The blues, that wonderful basis of so much American popular music, has for many listeners grown a bit stale and old-fashioned. It’s not much of a draw outside bar bands, and other than Alligator Records and APO Records, most of the biggest blues labels have folded or gone dormant. Losing many of the music’s first- and secondgeneration practitioners hasn’t helped.

- Robert Baird

Record Reviews

So when you combine the wide-ranging talents of Taj Mahal and Keb’ Mo’, two players whose singing and playing are rooted in the blues but who, for artistic and financial reasons, have built wider-ranging careers (particularly Mahal), what kind of music should they record? Does the world really need another middling blues-rock session, even from talents this considerable?

The answer is a tasteful and beautifully balanced album, TajMo, now also the name of a tour, a website, and perhaps a profitable side project for both men.

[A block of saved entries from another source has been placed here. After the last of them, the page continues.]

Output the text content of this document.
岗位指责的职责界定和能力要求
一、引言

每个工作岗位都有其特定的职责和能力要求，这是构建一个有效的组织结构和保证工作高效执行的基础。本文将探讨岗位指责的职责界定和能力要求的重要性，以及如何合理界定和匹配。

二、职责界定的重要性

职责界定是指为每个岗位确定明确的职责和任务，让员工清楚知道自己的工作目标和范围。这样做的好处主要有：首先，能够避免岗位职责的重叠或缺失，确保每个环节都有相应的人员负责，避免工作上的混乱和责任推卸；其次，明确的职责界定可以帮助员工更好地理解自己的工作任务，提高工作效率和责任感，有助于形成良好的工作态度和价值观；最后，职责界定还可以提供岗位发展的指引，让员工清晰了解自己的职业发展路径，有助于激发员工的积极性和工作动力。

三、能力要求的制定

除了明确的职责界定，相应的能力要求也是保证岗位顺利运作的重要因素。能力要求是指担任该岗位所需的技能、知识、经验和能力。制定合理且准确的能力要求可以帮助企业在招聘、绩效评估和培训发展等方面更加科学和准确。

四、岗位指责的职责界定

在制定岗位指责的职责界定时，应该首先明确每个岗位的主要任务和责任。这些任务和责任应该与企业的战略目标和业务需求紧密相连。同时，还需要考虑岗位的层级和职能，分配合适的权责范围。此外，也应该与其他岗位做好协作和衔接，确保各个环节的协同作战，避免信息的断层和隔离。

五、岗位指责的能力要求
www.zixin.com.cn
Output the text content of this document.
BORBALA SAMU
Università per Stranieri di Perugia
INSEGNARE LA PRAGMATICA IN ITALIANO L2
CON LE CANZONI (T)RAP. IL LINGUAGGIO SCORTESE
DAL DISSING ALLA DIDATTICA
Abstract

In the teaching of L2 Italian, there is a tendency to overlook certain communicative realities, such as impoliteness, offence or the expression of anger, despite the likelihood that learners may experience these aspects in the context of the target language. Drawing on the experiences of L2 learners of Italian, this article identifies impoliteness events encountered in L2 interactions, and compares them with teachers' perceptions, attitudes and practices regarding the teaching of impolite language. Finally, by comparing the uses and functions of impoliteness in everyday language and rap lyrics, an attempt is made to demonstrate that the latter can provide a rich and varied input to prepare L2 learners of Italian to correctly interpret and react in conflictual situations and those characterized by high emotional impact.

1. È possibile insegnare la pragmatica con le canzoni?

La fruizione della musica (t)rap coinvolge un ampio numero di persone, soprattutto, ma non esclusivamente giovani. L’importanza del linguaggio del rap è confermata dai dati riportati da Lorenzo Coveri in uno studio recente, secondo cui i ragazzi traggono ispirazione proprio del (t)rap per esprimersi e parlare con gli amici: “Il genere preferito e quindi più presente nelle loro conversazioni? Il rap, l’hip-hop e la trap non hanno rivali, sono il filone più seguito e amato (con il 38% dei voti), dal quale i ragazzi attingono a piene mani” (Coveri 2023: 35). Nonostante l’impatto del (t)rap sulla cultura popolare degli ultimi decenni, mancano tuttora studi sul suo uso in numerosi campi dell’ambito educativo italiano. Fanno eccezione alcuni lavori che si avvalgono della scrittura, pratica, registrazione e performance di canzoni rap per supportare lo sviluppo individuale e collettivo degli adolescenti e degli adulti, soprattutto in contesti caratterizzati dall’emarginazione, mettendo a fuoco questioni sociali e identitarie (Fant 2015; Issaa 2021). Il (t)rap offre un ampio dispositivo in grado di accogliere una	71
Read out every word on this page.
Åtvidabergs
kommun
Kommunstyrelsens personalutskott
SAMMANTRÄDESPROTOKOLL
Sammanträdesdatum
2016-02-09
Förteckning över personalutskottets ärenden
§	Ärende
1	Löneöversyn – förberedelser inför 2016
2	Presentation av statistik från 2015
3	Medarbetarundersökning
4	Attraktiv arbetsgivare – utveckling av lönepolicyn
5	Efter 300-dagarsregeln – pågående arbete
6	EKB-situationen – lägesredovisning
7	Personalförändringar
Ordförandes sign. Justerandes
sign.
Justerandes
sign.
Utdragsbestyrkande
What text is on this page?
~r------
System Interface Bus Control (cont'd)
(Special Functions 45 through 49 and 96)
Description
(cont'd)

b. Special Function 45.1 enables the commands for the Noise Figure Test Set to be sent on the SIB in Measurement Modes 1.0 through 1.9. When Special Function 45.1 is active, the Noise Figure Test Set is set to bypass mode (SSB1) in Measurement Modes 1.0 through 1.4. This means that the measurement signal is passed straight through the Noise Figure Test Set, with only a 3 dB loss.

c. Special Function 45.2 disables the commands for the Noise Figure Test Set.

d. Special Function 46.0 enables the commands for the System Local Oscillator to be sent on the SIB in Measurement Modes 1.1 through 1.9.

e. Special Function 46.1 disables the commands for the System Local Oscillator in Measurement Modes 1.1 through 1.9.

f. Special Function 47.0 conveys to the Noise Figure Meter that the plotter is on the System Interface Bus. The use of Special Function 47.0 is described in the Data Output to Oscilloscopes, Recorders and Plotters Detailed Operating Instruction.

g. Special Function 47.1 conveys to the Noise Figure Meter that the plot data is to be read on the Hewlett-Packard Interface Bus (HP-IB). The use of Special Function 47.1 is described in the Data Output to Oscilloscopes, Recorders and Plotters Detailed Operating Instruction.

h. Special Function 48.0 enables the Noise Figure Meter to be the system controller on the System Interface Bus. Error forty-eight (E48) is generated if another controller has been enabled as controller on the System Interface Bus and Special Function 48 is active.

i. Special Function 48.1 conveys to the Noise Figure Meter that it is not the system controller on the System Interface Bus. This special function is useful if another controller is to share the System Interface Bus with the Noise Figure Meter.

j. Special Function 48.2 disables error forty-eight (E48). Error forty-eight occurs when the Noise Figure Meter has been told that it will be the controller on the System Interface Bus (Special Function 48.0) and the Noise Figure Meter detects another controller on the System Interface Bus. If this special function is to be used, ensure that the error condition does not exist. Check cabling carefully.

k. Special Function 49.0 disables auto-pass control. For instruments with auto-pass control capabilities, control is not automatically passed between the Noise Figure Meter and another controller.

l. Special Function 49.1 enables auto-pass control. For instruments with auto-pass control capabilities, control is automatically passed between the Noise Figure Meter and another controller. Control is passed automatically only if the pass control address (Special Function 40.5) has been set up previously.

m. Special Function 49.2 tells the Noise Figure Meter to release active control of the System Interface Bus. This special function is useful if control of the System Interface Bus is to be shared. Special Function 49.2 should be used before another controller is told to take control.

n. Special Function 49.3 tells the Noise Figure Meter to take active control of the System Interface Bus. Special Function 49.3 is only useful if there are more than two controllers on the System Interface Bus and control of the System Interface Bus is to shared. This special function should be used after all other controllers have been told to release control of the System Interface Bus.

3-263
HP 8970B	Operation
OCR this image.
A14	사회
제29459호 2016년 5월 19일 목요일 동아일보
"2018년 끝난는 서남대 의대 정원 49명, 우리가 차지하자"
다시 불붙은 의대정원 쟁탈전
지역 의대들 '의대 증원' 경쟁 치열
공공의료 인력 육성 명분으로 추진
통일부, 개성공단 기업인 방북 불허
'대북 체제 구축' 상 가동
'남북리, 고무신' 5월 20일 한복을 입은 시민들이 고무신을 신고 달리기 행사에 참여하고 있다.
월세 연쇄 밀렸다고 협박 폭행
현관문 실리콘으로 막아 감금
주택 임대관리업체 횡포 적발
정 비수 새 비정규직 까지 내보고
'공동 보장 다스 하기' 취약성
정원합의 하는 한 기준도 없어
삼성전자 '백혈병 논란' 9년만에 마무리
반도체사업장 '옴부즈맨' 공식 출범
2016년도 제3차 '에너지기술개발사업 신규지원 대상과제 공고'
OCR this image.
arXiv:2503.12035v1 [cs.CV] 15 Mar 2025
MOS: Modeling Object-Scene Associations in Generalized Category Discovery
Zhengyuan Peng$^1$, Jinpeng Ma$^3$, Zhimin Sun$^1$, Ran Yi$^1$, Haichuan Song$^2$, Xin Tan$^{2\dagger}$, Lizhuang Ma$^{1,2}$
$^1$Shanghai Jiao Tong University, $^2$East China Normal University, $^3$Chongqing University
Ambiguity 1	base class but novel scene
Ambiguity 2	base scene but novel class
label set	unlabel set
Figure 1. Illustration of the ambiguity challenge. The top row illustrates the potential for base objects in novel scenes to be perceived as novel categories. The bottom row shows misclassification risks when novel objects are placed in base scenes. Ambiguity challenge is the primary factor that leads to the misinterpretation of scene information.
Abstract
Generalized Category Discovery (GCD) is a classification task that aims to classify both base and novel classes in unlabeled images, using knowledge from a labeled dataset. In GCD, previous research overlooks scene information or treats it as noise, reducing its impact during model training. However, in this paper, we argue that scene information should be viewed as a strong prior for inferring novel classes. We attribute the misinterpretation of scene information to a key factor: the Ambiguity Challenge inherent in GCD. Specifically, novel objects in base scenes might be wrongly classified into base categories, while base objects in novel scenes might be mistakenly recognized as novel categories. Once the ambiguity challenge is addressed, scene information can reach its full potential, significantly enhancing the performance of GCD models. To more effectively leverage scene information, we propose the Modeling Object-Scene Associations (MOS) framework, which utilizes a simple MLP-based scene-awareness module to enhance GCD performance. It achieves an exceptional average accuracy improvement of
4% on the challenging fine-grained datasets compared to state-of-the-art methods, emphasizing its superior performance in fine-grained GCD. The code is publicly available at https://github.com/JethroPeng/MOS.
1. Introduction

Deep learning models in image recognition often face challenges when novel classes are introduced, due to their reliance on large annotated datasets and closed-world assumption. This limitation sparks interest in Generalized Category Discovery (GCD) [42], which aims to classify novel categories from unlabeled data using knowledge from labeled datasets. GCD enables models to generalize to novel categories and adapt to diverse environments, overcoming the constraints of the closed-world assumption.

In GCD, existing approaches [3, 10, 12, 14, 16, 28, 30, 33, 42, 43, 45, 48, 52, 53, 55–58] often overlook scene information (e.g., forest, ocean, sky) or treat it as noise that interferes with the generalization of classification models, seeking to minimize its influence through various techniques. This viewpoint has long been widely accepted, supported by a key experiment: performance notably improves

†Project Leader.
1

First, to keep the faithful on board, Mahal and Mo’ had to record something traditional. Their version on side two of the great Tennessee bluesman Sleepy John Estes’s “Diving Duck Blues,” which Mahal recorded on his 1968 self-titled debut with Ry Cooder and Jesse Ed Davis, is masterful. With both men singing, Mahal on acoustic guitar, and Keb’ Mo’ on resonator guitar, this is very quiet, traditional acoustic blues played by two of the very best, and Mahal clearly relishes singing it again.